Danish restaurant Noma commissioned Polyform Architects to create a landscape based on Nordic terroir to give pilgrims to the world's best restaurant a taste of what's inside, without disturbing diners (+ slideshow).
Recently named 'the world’s best restaurant' for the fourth time in a list compiled by 900 international experts for Restaurant magazine, Copenhagen's Noma attracts diners from all over the world. It features an interior by Space Copenhagen, as well as an experimental food laboratory by 3XN.
With a wait of up to two months for a table, the restaurant also attracts foodies without reservations, keen to see the location, get their photo taken outside, and peer through windows to get a glimpse of the innovative dishes being served inside. Guests have been finding the voyeurs distracting, so Noma contacted Polyform Architects for a design solution.
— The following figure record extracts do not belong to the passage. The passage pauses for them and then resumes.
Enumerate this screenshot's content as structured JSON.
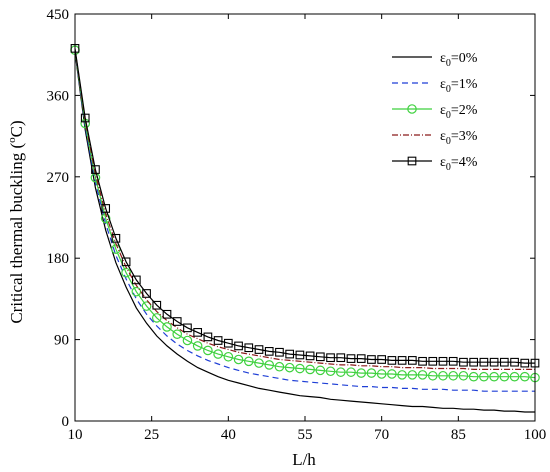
{
  "chart_data": {
    "type": "line",
    "xlabel": "L/h",
    "ylabel_main": "Critical thermal buckling (",
    "ylabel_sup": "o",
    "ylabel_end": "C)",
    "xlim": [
      10,
      100
    ],
    "ylim": [
      0,
      450
    ],
    "xticks": [
      "10",
      "25",
      "40",
      "55",
      "70",
      "85",
      "100"
    ],
    "yticks": [
      "0",
      "90",
      "180",
      "270",
      "360",
      "450"
    ],
    "grid": false,
    "legend_position": "top-right",
    "x": [
      10,
      12,
      14,
      16,
      18,
      20,
      22,
      24,
      26,
      28,
      30,
      32,
      34,
      36,
      38,
      40,
      42,
      44,
      46,
      48,
      50,
      52,
      54,
      56,
      58,
      60,
      62,
      64,
      66,
      68,
      70,
      72,
      74,
      76,
      78,
      80,
      82,
      84,
      86,
      88,
      90,
      92,
      94,
      96,
      98,
      100
    ],
    "series": [
      {
        "legend_symbol": "ε",
        "legend_sub": "0",
        "legend_rest": "=0%",
        "color": "#000000",
        "dash": "",
        "marker": "none",
        "values": [
          408,
          322,
          258,
          211,
          175,
          148,
          125,
          108,
          94,
          83,
          74,
          66,
          59,
          54,
          49,
          45,
          42,
          39,
          36,
          34,
          32,
          30,
          28,
          27,
          26,
          24,
          23,
          22,
          21,
          20,
          19,
          18,
          17,
          16,
          16,
          15,
          14,
          14,
          13,
          13,
          12,
          12,
          11,
          11,
          10,
          10
        ]
      },
      {
        "legend_symbol": "ε",
        "legend_sub": "0",
        "legend_rest": "=1%",
        "color": "#1f3fd6",
        "dash": "6,4",
        "marker": "none",
        "values": [
          409,
          326,
          264,
          218,
          183,
          157,
          135,
          118,
          105,
          94,
          85,
          78,
          72,
          67,
          63,
          59,
          56,
          53,
          51,
          49,
          47,
          45,
          44,
          43,
          42,
          41,
          40,
          39,
          38,
          38,
          37,
          37,
          36,
          36,
          35,
          35,
          35,
          34,
          34,
          34,
          33,
          33,
          33,
          33,
          33,
          33
        ]
      },
      {
        "legend_symbol": "ε",
        "legend_sub": "0",
        "legend_rest": "=2%",
        "color": "#3fd13f",
        "dash": "",
        "marker": "circle",
        "values": [
          410,
          329,
          269,
          224,
          190,
          164,
          143,
          127,
          114,
          104,
          96,
          89,
          83,
          78,
          74,
          71,
          68,
          66,
          64,
          62,
          60,
          59,
          58,
          57,
          56,
          55,
          54,
          54,
          53,
          53,
          52,
          52,
          51,
          51,
          51,
          50,
          50,
          50,
          50,
          49,
          49,
          49,
          49,
          49,
          49,
          48
        ]
      },
      {
        "legend_symbol": "ε",
        "legend_sub": "0",
        "legend_rest": "=3%",
        "color": "#8b1a1a",
        "dash": "6,2,1,2",
        "marker": "none",
        "values": [
          411,
          332,
          273,
          229,
          196,
          170,
          150,
          134,
          121,
          111,
          103,
          96,
          91,
          86,
          82,
          79,
          76,
          74,
          72,
          70,
          68,
          67,
          66,
          65,
          64,
          63,
          62,
          62,
          61,
          61,
          60,
          60,
          59,
          59,
          59,
          58,
          58,
          58,
          58,
          57,
          57,
          57,
          57,
          57,
          57,
          57
        ]
      },
      {
        "legend_symbol": "ε",
        "legend_sub": "0",
        "legend_rest": "=4%",
        "color": "#000000",
        "dash": "",
        "marker": "square",
        "values": [
          412,
          335,
          278,
          235,
          202,
          176,
          156,
          141,
          128,
          118,
          110,
          103,
          98,
          93,
          89,
          86,
          83,
          81,
          79,
          77,
          76,
          74,
          73,
          72,
          71,
          70,
          70,
          69,
          69,
          68,
          68,
          67,
          67,
          67,
          66,
          66,
          66,
          66,
          65,
          65,
          65,
          65,
          65,
          65,
          64,
          64
        ]
      }
    ]
  }
}
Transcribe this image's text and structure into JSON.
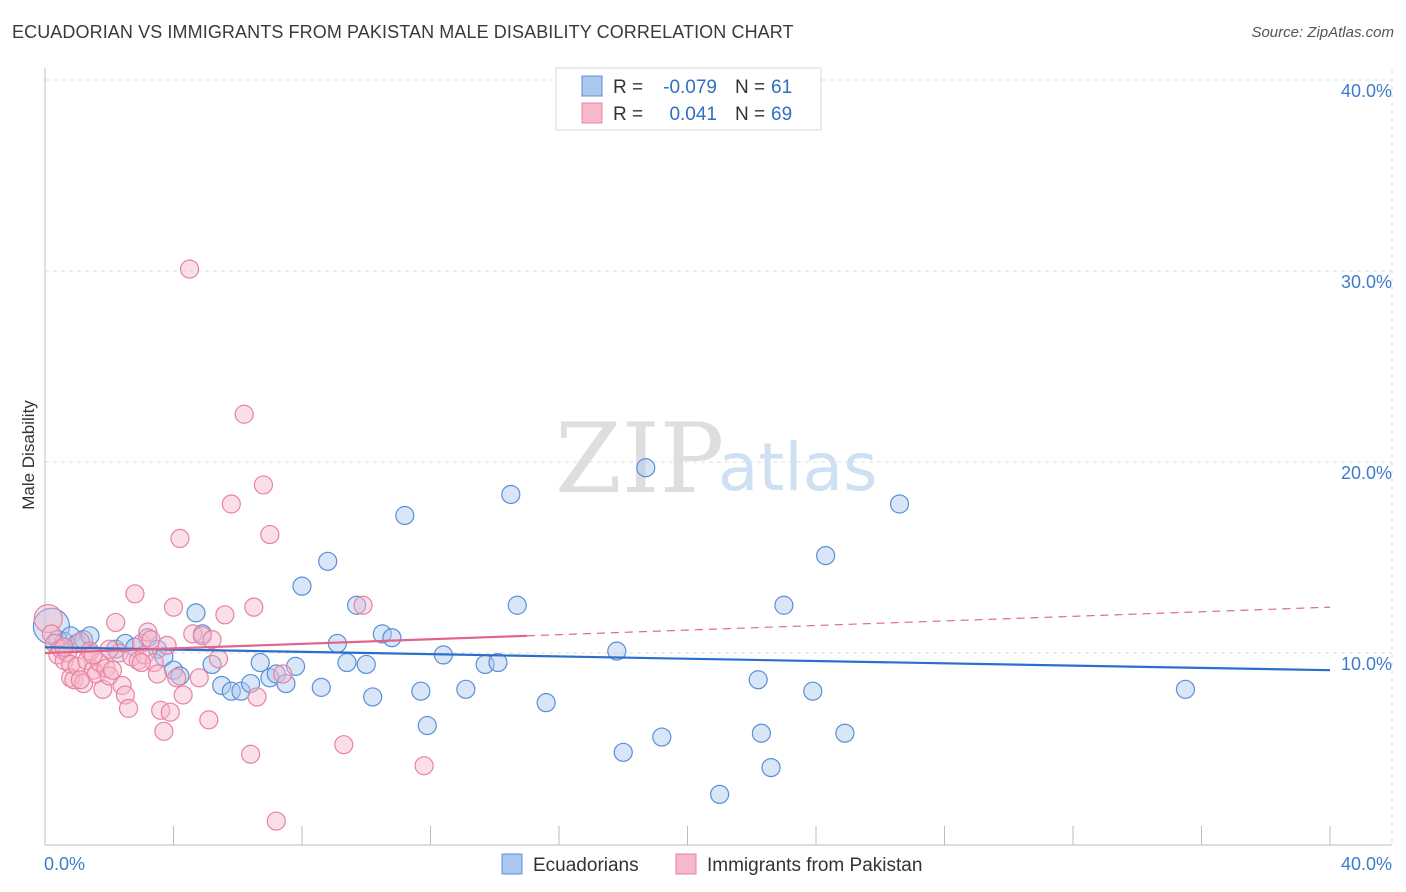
{
  "title": "ECUADORIAN VS IMMIGRANTS FROM PAKISTAN MALE DISABILITY CORRELATION CHART",
  "source": "Source: ZipAtlas.com",
  "watermark": {
    "part1": "ZIP",
    "part2": "atlas"
  },
  "chart_data": {
    "type": "scatter",
    "title": "ECUADORIAN VS IMMIGRANTS FROM PAKISTAN MALE DISABILITY CORRELATION CHART",
    "ylabel": "Male Disability",
    "xlabel": "",
    "xlim": [
      0,
      40
    ],
    "ylim": [
      0,
      40
    ],
    "x_tick_labels": {
      "min": "0.0%",
      "max": "40.0%"
    },
    "y_tick_labels": [
      {
        "value": 10,
        "label": "10.0%"
      },
      {
        "value": 20,
        "label": "20.0%"
      },
      {
        "value": 30,
        "label": "30.0%"
      },
      {
        "value": 40,
        "label": "40.0%"
      }
    ],
    "grid": true,
    "legend": {
      "placement": "top-center",
      "r_label": "R =",
      "n_label": "N =",
      "entries": [
        {
          "series": "Ecuadorians",
          "r": "-0.079",
          "n": "61"
        },
        {
          "series": "Immigrants from Pakistan",
          "r": "0.041",
          "n": "69"
        }
      ]
    },
    "colors": {
      "Ecuadorians": {
        "fill": "#a9c8ef",
        "stroke": "#5a8fd6",
        "line": "#2b6fcc"
      },
      "Immigrants from Pakistan": {
        "fill": "#f6b9cb",
        "stroke": "#e8839f",
        "line": "#e0648e"
      }
    },
    "series": [
      {
        "name": "Ecuadorians",
        "trend": {
          "x_start": 0,
          "y_start": 10.3,
          "x_end": 40,
          "y_end": 9.1,
          "dashed_from": null
        },
        "points": [
          [
            0.2,
            11.4
          ],
          [
            0.4,
            10.7
          ],
          [
            0.6,
            10.6
          ],
          [
            0.8,
            10.9
          ],
          [
            1.0,
            10.5
          ],
          [
            1.2,
            10.7
          ],
          [
            1.4,
            10.9
          ],
          [
            2.2,
            10.2
          ],
          [
            2.5,
            10.5
          ],
          [
            2.8,
            10.3
          ],
          [
            3.2,
            10.8
          ],
          [
            3.5,
            10.2
          ],
          [
            3.7,
            9.8
          ],
          [
            4.0,
            9.1
          ],
          [
            4.2,
            8.8
          ],
          [
            4.7,
            12.1
          ],
          [
            4.9,
            11.0
          ],
          [
            5.2,
            9.4
          ],
          [
            5.5,
            8.3
          ],
          [
            5.8,
            8.0
          ],
          [
            6.1,
            8.0
          ],
          [
            6.4,
            8.4
          ],
          [
            6.7,
            9.5
          ],
          [
            7.0,
            8.7
          ],
          [
            7.2,
            8.9
          ],
          [
            7.5,
            8.4
          ],
          [
            7.8,
            9.3
          ],
          [
            8.0,
            13.5
          ],
          [
            8.6,
            8.2
          ],
          [
            8.8,
            14.8
          ],
          [
            9.1,
            10.5
          ],
          [
            9.4,
            9.5
          ],
          [
            9.7,
            12.5
          ],
          [
            10.0,
            9.4
          ],
          [
            10.2,
            7.7
          ],
          [
            10.5,
            11.0
          ],
          [
            10.8,
            10.8
          ],
          [
            11.2,
            17.2
          ],
          [
            11.7,
            8.0
          ],
          [
            11.9,
            6.2
          ],
          [
            12.4,
            9.9
          ],
          [
            13.1,
            8.1
          ],
          [
            13.7,
            9.4
          ],
          [
            14.1,
            9.5
          ],
          [
            14.5,
            18.3
          ],
          [
            14.7,
            12.5
          ],
          [
            15.6,
            7.4
          ],
          [
            17.8,
            10.1
          ],
          [
            18.0,
            4.8
          ],
          [
            18.7,
            19.7
          ],
          [
            19.2,
            5.6
          ],
          [
            22.2,
            8.6
          ],
          [
            22.3,
            5.8
          ],
          [
            22.6,
            4.0
          ],
          [
            23.0,
            12.5
          ],
          [
            23.9,
            8.0
          ],
          [
            24.3,
            15.1
          ],
          [
            24.9,
            5.8
          ],
          [
            26.6,
            17.8
          ],
          [
            35.5,
            8.1
          ],
          [
            21.0,
            2.6
          ]
        ]
      },
      {
        "name": "Immigrants from Pakistan",
        "trend": {
          "x_start": 0,
          "y_start": 10.0,
          "x_end": 40,
          "y_end": 12.4,
          "dashed_from": 15
        },
        "points": [
          [
            0.1,
            11.8
          ],
          [
            0.2,
            11.0
          ],
          [
            0.3,
            10.5
          ],
          [
            0.4,
            9.9
          ],
          [
            0.5,
            10.2
          ],
          [
            0.6,
            9.6
          ],
          [
            0.7,
            10.0
          ],
          [
            0.8,
            9.4
          ],
          [
            0.8,
            8.7
          ],
          [
            0.9,
            8.6
          ],
          [
            1.0,
            9.3
          ],
          [
            1.1,
            10.6
          ],
          [
            1.2,
            8.4
          ],
          [
            1.3,
            9.6
          ],
          [
            1.4,
            10.1
          ],
          [
            1.5,
            9.1
          ],
          [
            1.6,
            8.9
          ],
          [
            1.7,
            9.5
          ],
          [
            1.8,
            8.1
          ],
          [
            1.9,
            9.2
          ],
          [
            2.0,
            8.8
          ],
          [
            2.1,
            9.1
          ],
          [
            2.2,
            11.6
          ],
          [
            2.3,
            10.0
          ],
          [
            2.4,
            8.3
          ],
          [
            2.5,
            7.8
          ],
          [
            2.6,
            7.1
          ],
          [
            2.7,
            9.8
          ],
          [
            2.8,
            13.1
          ],
          [
            2.9,
            9.6
          ],
          [
            3.0,
            10.5
          ],
          [
            3.1,
            9.9
          ],
          [
            3.2,
            11.1
          ],
          [
            3.3,
            10.7
          ],
          [
            3.4,
            9.5
          ],
          [
            3.5,
            8.9
          ],
          [
            3.6,
            7.0
          ],
          [
            3.7,
            5.9
          ],
          [
            3.8,
            10.4
          ],
          [
            3.9,
            6.9
          ],
          [
            4.0,
            12.4
          ],
          [
            4.1,
            8.7
          ],
          [
            4.2,
            16.0
          ],
          [
            4.3,
            7.8
          ],
          [
            4.5,
            30.1
          ],
          [
            4.6,
            11.0
          ],
          [
            4.8,
            8.7
          ],
          [
            4.9,
            10.9
          ],
          [
            5.1,
            6.5
          ],
          [
            5.2,
            10.7
          ],
          [
            5.4,
            9.7
          ],
          [
            5.6,
            12.0
          ],
          [
            5.8,
            17.8
          ],
          [
            6.2,
            22.5
          ],
          [
            6.4,
            4.7
          ],
          [
            6.5,
            12.4
          ],
          [
            6.6,
            7.7
          ],
          [
            6.8,
            18.8
          ],
          [
            7.0,
            16.2
          ],
          [
            7.2,
            1.2
          ],
          [
            7.4,
            8.9
          ],
          [
            9.3,
            5.2
          ],
          [
            9.9,
            12.5
          ],
          [
            11.8,
            4.1
          ],
          [
            1.1,
            8.6
          ],
          [
            2.0,
            10.2
          ],
          [
            3.0,
            9.5
          ],
          [
            0.6,
            10.3
          ],
          [
            1.5,
            9.9
          ]
        ]
      }
    ]
  },
  "bottom_legend": [
    {
      "series": "Ecuadorians",
      "label": "Ecuadorians"
    },
    {
      "series": "Immigrants from Pakistan",
      "label": "Immigrants from Pakistan"
    }
  ]
}
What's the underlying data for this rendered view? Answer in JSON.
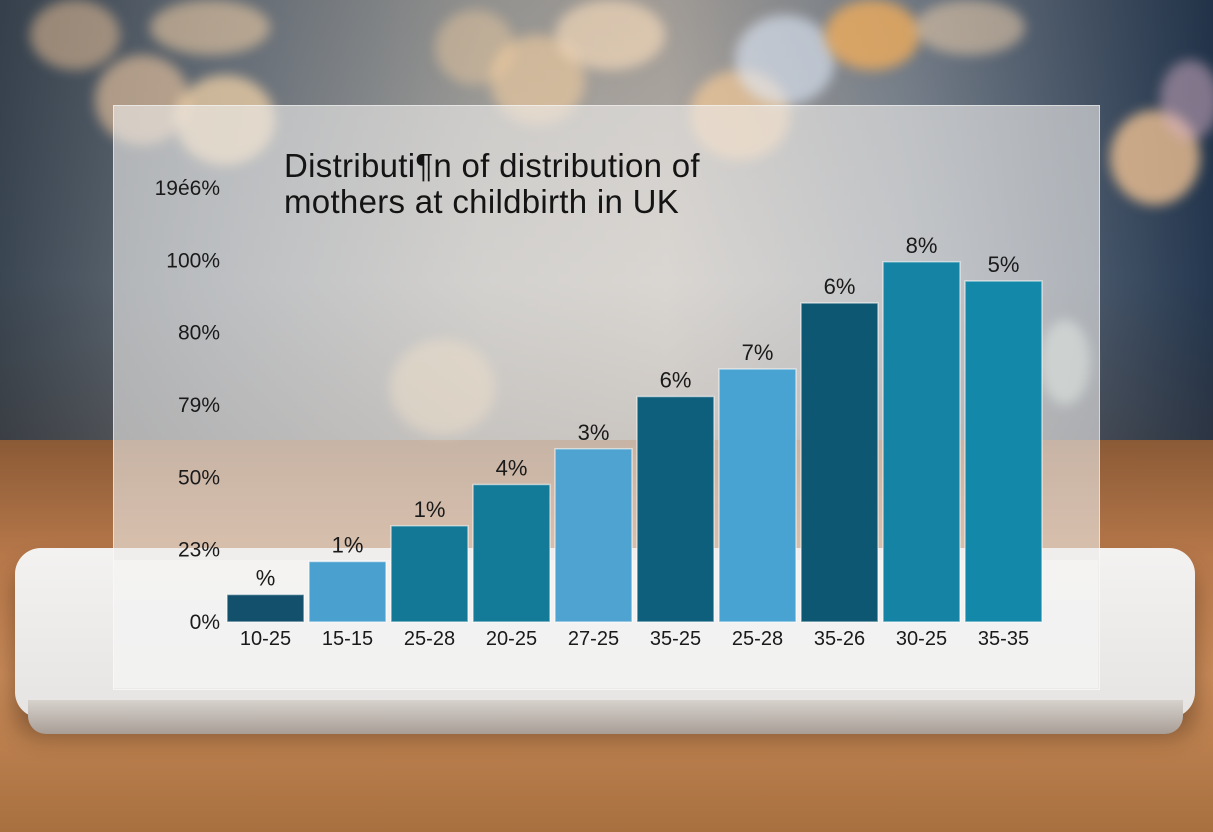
{
  "chart_data": {
    "type": "bar",
    "title": "Distributi¶n  of distribution of\nmothers at childbirth in UK",
    "y_tick_labels": [
      "0%",
      "23%",
      "50%",
      "79%",
      "80%",
      "100%",
      "19é6%"
    ],
    "categories": [
      "10-25",
      "15-15",
      "25-28",
      "20-25",
      "27-25",
      "35-25",
      "25-28",
      "35-26",
      "30-25",
      "35-35"
    ],
    "values": [
      10,
      22,
      35,
      50,
      63,
      82,
      92,
      116,
      131,
      124
    ],
    "value_axis": {
      "ylim": [
        0,
        160
      ],
      "note": "relative bar heights read against the drawn tick positions"
    },
    "data_labels": [
      "%",
      "1%",
      "1%",
      "4%",
      "3%",
      "6%",
      "7%",
      "6%",
      "8%",
      "5%"
    ],
    "bar_colors": [
      "#12506b",
      "#4aa0cf",
      "#127896",
      "#137a98",
      "#4ea3d0",
      "#0e5f7c",
      "#48a3d3",
      "#0d5772",
      "#1584a4",
      "#1488a8"
    ],
    "grid": false,
    "legend": "none"
  },
  "colors": {
    "label_text": "#1a1a1a",
    "panel": "#eeecea"
  }
}
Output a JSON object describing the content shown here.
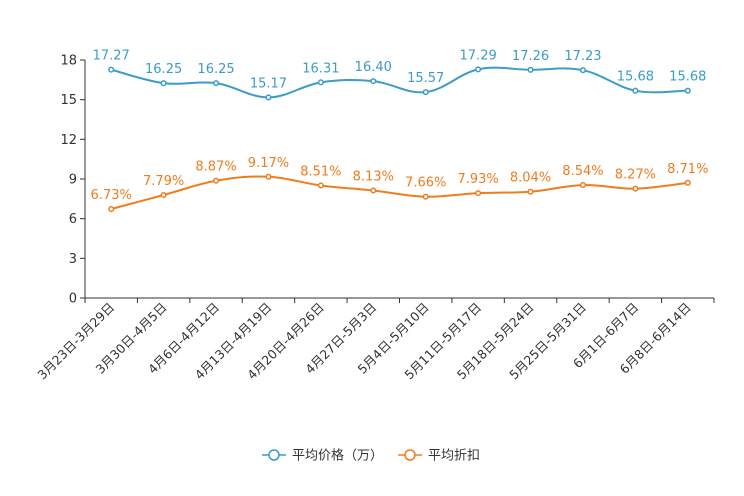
{
  "chart_data": {
    "type": "line",
    "title": "",
    "xlabel": "",
    "ylabel": "",
    "ylim": [
      0,
      18
    ],
    "yticks": [
      0,
      3,
      6,
      9,
      12,
      15,
      18
    ],
    "categories": [
      "3月23日-3月29日",
      "3月30日-4月5日",
      "4月6日-4月12日",
      "4月13日-4月19日",
      "4月20日-4月26日",
      "4月27日-5月3日",
      "5月4日-5月10日",
      "5月11日-5月17日",
      "5月18日-5月24日",
      "5月25日-5月31日",
      "6月1日-6月7日",
      "6月8日-6月14日"
    ],
    "series": [
      {
        "name": "平均价格（万）",
        "color": "#3a9cc8",
        "values": [
          17.27,
          16.25,
          16.25,
          15.17,
          16.31,
          16.4,
          15.57,
          17.29,
          17.26,
          17.23,
          15.68,
          15.68
        ],
        "labels": [
          "17.27",
          "16.25",
          "16.25",
          "15.17",
          "16.31",
          "16.40",
          "15.57",
          "17.29",
          "17.26",
          "17.23",
          "15.68",
          "15.68"
        ]
      },
      {
        "name": "平均折扣",
        "color": "#f07c1e",
        "values": [
          6.73,
          7.79,
          8.87,
          9.17,
          8.51,
          8.13,
          7.66,
          7.93,
          8.04,
          8.54,
          8.27,
          8.71
        ],
        "labels": [
          "6.73%",
          "7.79%",
          "8.87%",
          "9.17%",
          "8.51%",
          "8.13%",
          "7.66%",
          "7.93%",
          "8.04%",
          "8.54%",
          "8.27%",
          "8.71%"
        ]
      }
    ],
    "legend_position": "bottom-center",
    "grid": false
  }
}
"Head chef René Redzepi was not interested in putting up a red rope in front of the restaurant," said Polyform partner Thomas Kock. "He didn't want to exclude the curious minds but rather create a buffer zone around the restaurant, which gave visitors the experience of Noma and in this way included them."
Like the ingredients for the new-Nordic cuisine the restaurant specialises in, the landscape design is based on indigenous plants and common features from Norway's natural environment.
"We wanted a landscape that showcased the Nordic region's rugged beauty and told the story of the terroir that has shaped and inspired the new Nordic," Kock told Dezeen. "With that in mind, we brought in typical robust plants from the coasts of the countries and lava stones from Iceland where these plants also grow naturally,"
The restaurant wanted the new intervention to look like it had been there for a long time, so the designers used fully-grown plants including hare's tail cottongrass, bluebells, mountain avens, primula nutans, platt's black and sea thrift.
Beehives in the garden will produce honey for the Noma kitchen with a unique taste, thanks to a bespoke combination of plants that bees feed on.
Guests with reservations can now enjoy a disturbance-free gastronomic experience inside, while guests without reservations still get a taste of Noma outside. "We expect the visitors to have a taste of the new Nordic - even though they might not have a reservation to taste the new Nordic gastronomy inside Noma," said Kock.
Polyform was established in 2006 by Royal Academy of Fine Arts Copenhagen graduates Jonas Song Berg and Thomas Kock.
Photography is by Wichmann+Bendtsen.